Fibromyalgia (aka fibrositis or FMS) is a complex, chronic condition causing widespread pain and fatigue, with a variety of other debilitating symptoms. Unlike arthritis, fibromyalgia does not cause pain or swelling in the joints themselves; rather, it produces pain in the soft tissues located around joints, skin, and organs throughout the body. As fibromyalgia produces few outwardly noticeable symptoms, it has been nicknamed "the invisible disability" or the "irritable everything" syndrome. The pain of fibromyalgia usually consists of diffuse aching or burning described as the "head-to-toe", and it is often accompanied by muscle spasms. Its severity varies from day to day and can change location, becoming more severe in parts of the body that are used the most. (i.e. the neck, shoulders, and feet).
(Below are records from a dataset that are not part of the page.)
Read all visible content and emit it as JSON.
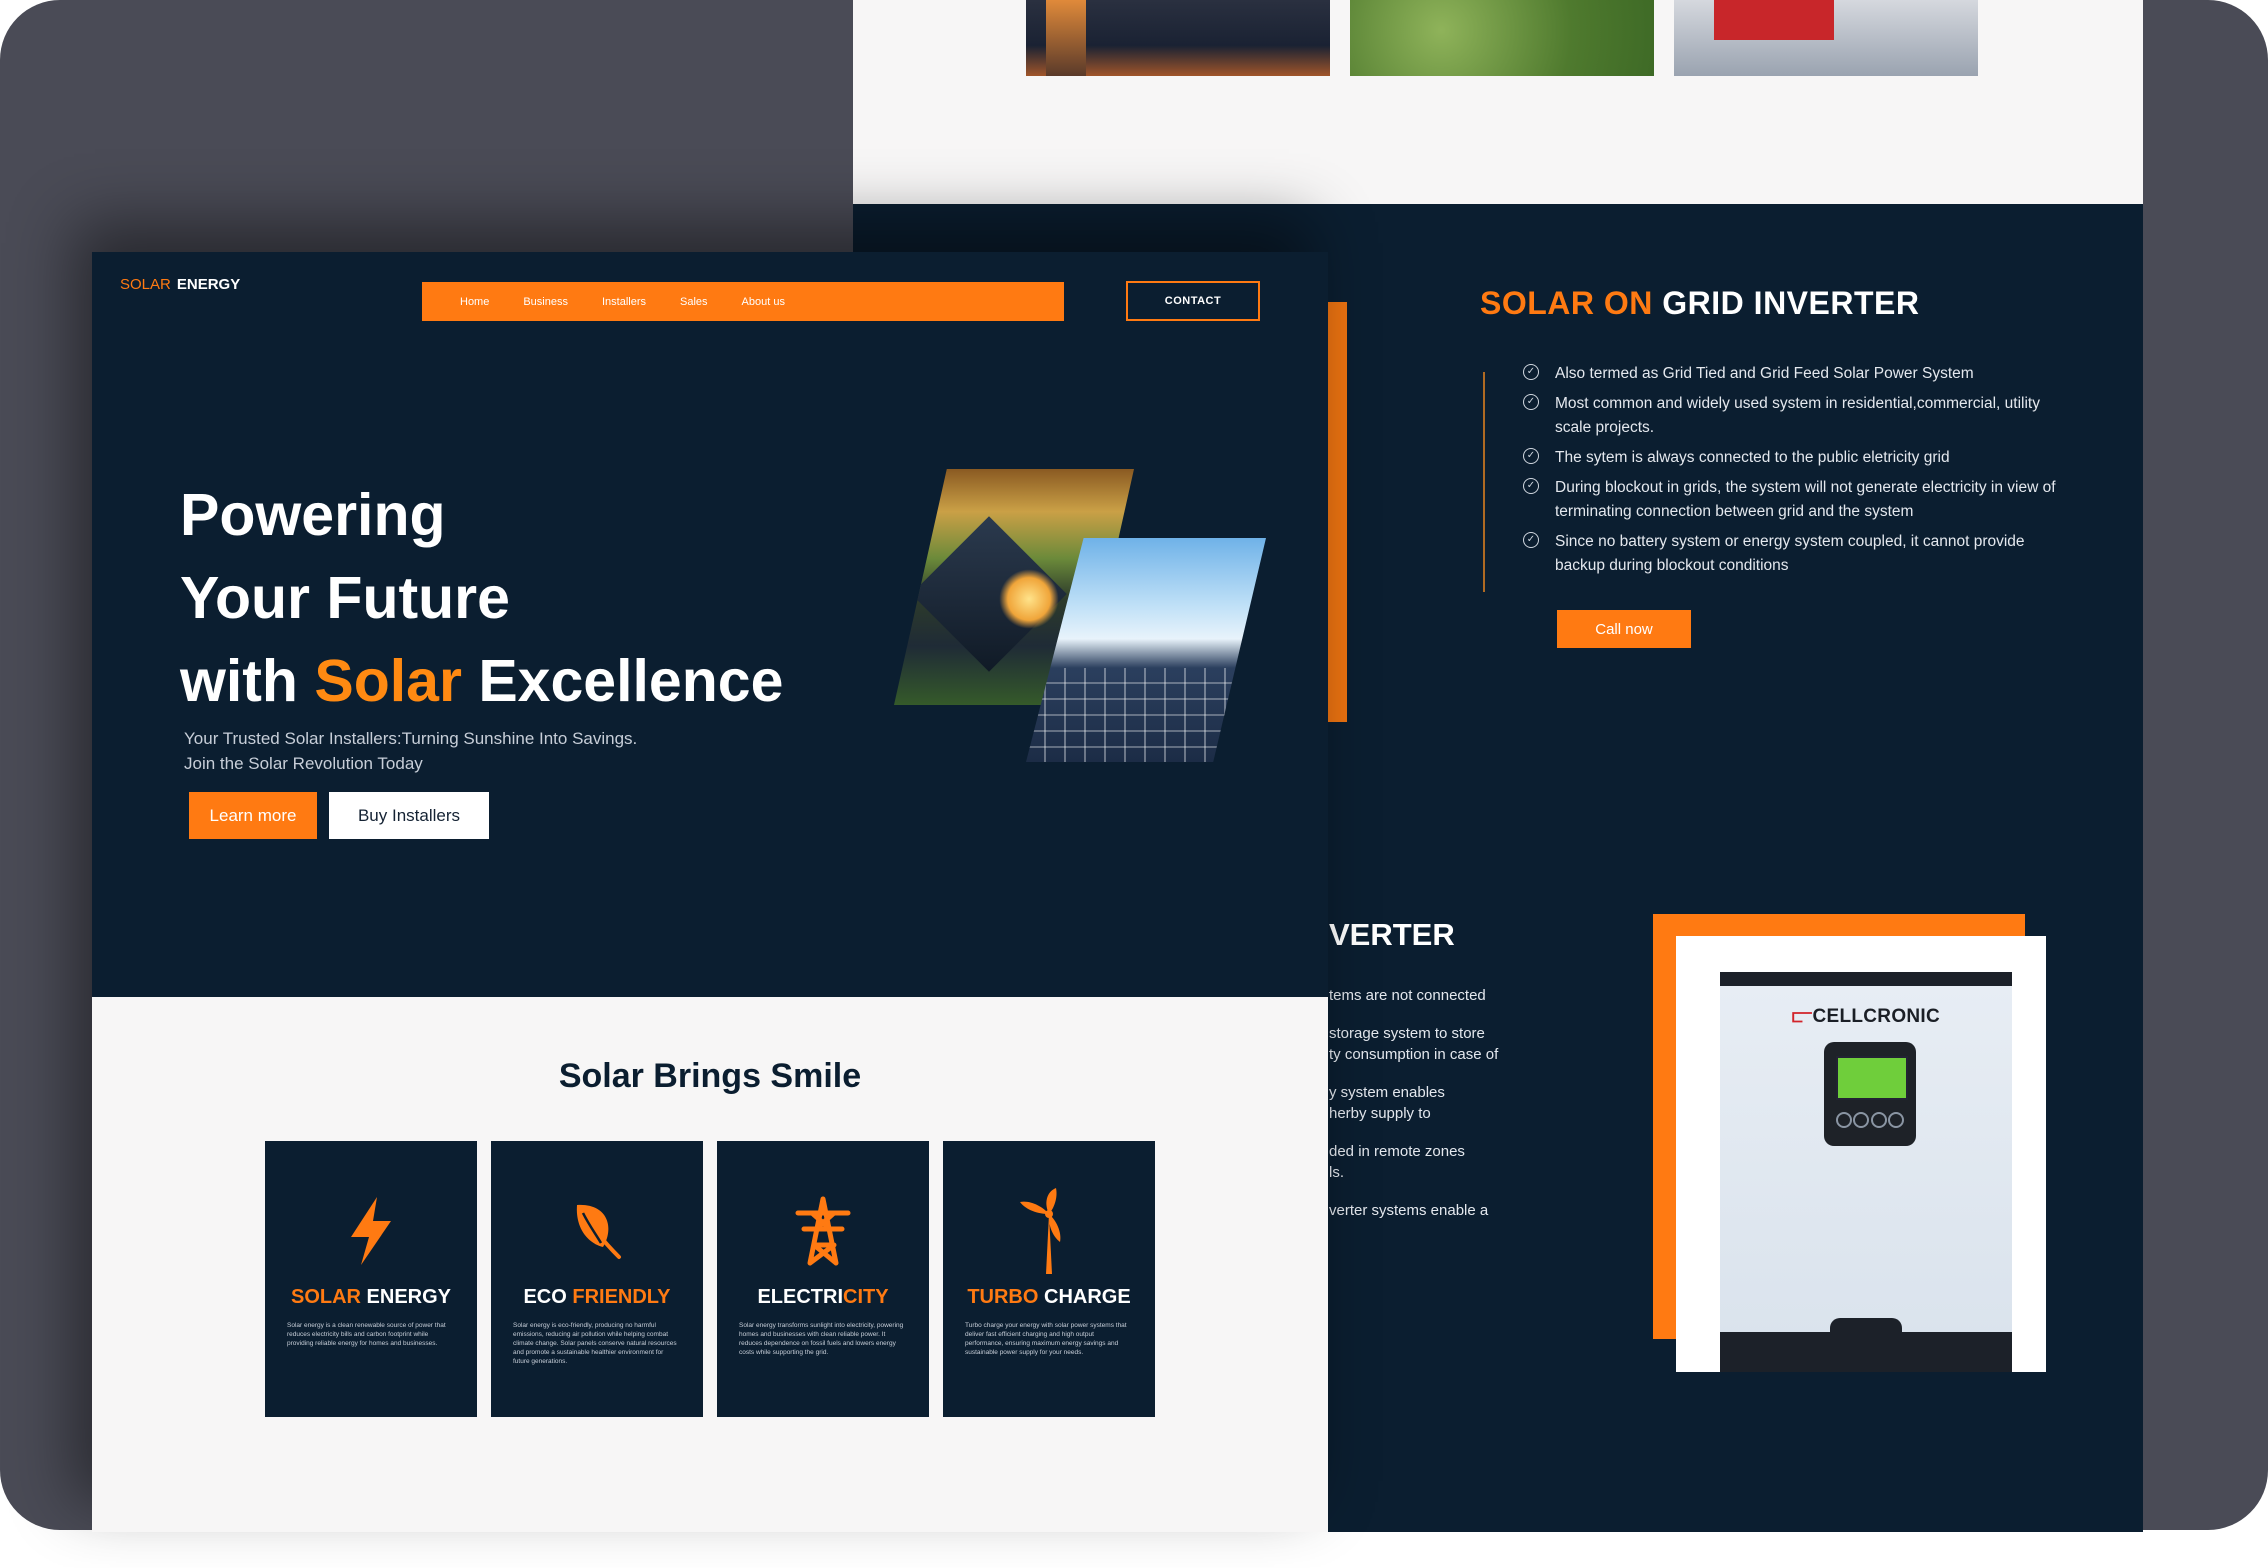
{
  "hero": {
    "logo": {
      "part1": "SOLAR",
      "part2": "ENERGY"
    },
    "nav": [
      "Home",
      "Business",
      "Installers",
      "Sales",
      "About us"
    ],
    "contact_label": "CONTACT",
    "title_line1": "Powering",
    "title_line2": "Your Future",
    "title_line3_pre": "with ",
    "title_line3_accent": "Solar",
    "title_line3_post": " Excellence",
    "subtitle_line1": "Your Trusted Solar Installers:Turning Sunshine Into Savings.",
    "subtitle_line2": "Join the Solar Revolution Today",
    "learn_more": "Learn more",
    "buy_installers": "Buy Installers"
  },
  "smile": {
    "title": "Solar Brings Smile",
    "cards": [
      {
        "title_accent": "SOLAR",
        "title_rest": " ENERGY",
        "icon": "lightning-icon",
        "text": "Solar energy is a clean renewable source of power that reduces electricity bills and carbon footprint while providing reliable energy for homes and businesses."
      },
      {
        "title_accent": "",
        "title_pre": "ECO ",
        "title_accent2": "FRIENDLY",
        "icon": "leaf-icon",
        "text": "Solar energy is eco-friendly, producing no harmful emissions, reducing air pollution while helping combat climate change. Solar panels conserve natural resources and promote a sustainable healthier environment for future generations."
      },
      {
        "title_pre": "ELECTRI",
        "title_accent2": "CITY",
        "icon": "power-tower-icon",
        "text": "Solar energy transforms sunlight into electricity, powering homes and businesses with clean reliable power. It reduces dependence on fossil fuels and lowers energy costs while supporting the grid."
      },
      {
        "title_accent": "TURBO",
        "title_rest": " CHARGE",
        "icon": "wind-turbine-icon",
        "text": "Turbo charge your energy with solar power systems that deliver fast efficient charging and high output performance, ensuring maximum energy savings and sustainable power supply for your needs."
      }
    ]
  },
  "grid_inverter": {
    "title_accent": "SOLAR ON",
    "title_rest": " GRID INVERTER",
    "bullets": [
      "Also termed as Grid Tied and Grid Feed Solar Power System",
      "Most common and widely used system in residential,commercial, utility scale projects.",
      "The sytem is always connected to the public eletricity grid",
      "During blockout in grids, the system will not generate electricity in view of terminating connection between grid and the system",
      "Since no battery system or energy system coupled, it cannot provide backup during blockout conditions"
    ],
    "call_now": "Call now"
  },
  "off_grid": {
    "title_partial": "VERTER",
    "lines": [
      "tems are not connected",
      "",
      "storage system to store",
      "ty consumption in case of",
      "",
      "y system enables",
      "herby supply to",
      "",
      "ded in remote zones",
      "ls.",
      "",
      "verter systems enable a"
    ],
    "inverter_brand": "CELLCRONIC"
  },
  "colors": {
    "accent": "#ff7a12",
    "navy": "#0b1e30"
  }
}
In some people, the pain can be intense enough to interfere greatly with work and daily tasks, while in others it causes only mild discomfort. Likewise, the fatigue of fibromyalgia also varies from person to person, ranging from a mild, tired feeling to the exhaustion of a flu-like illness. Fortunately, fibromyalgia is neither crippling nor fatal; however, the exact prevalence of fibromyalgia in the general population is difficult to ascertain, but it is estimated that up to 10 million people suffer from fibromyalgia syndrome around the world (Muhammad Yunus, MD, 1996). While most prevalent in adult women, fibromyalgia also occurs in children, the elderly and men.
Although the cause of fibromyalgia syndrome is not currently known, research has already uncovered significant information. It often develops after a physical trauma (i.e. accident, injury, or severe illness) that appears to act as a trigger in predisposed individuals. Such a trauma may affect the central nervous system (spine and brain) which in turn produces the condition that we know as fibromyalgia.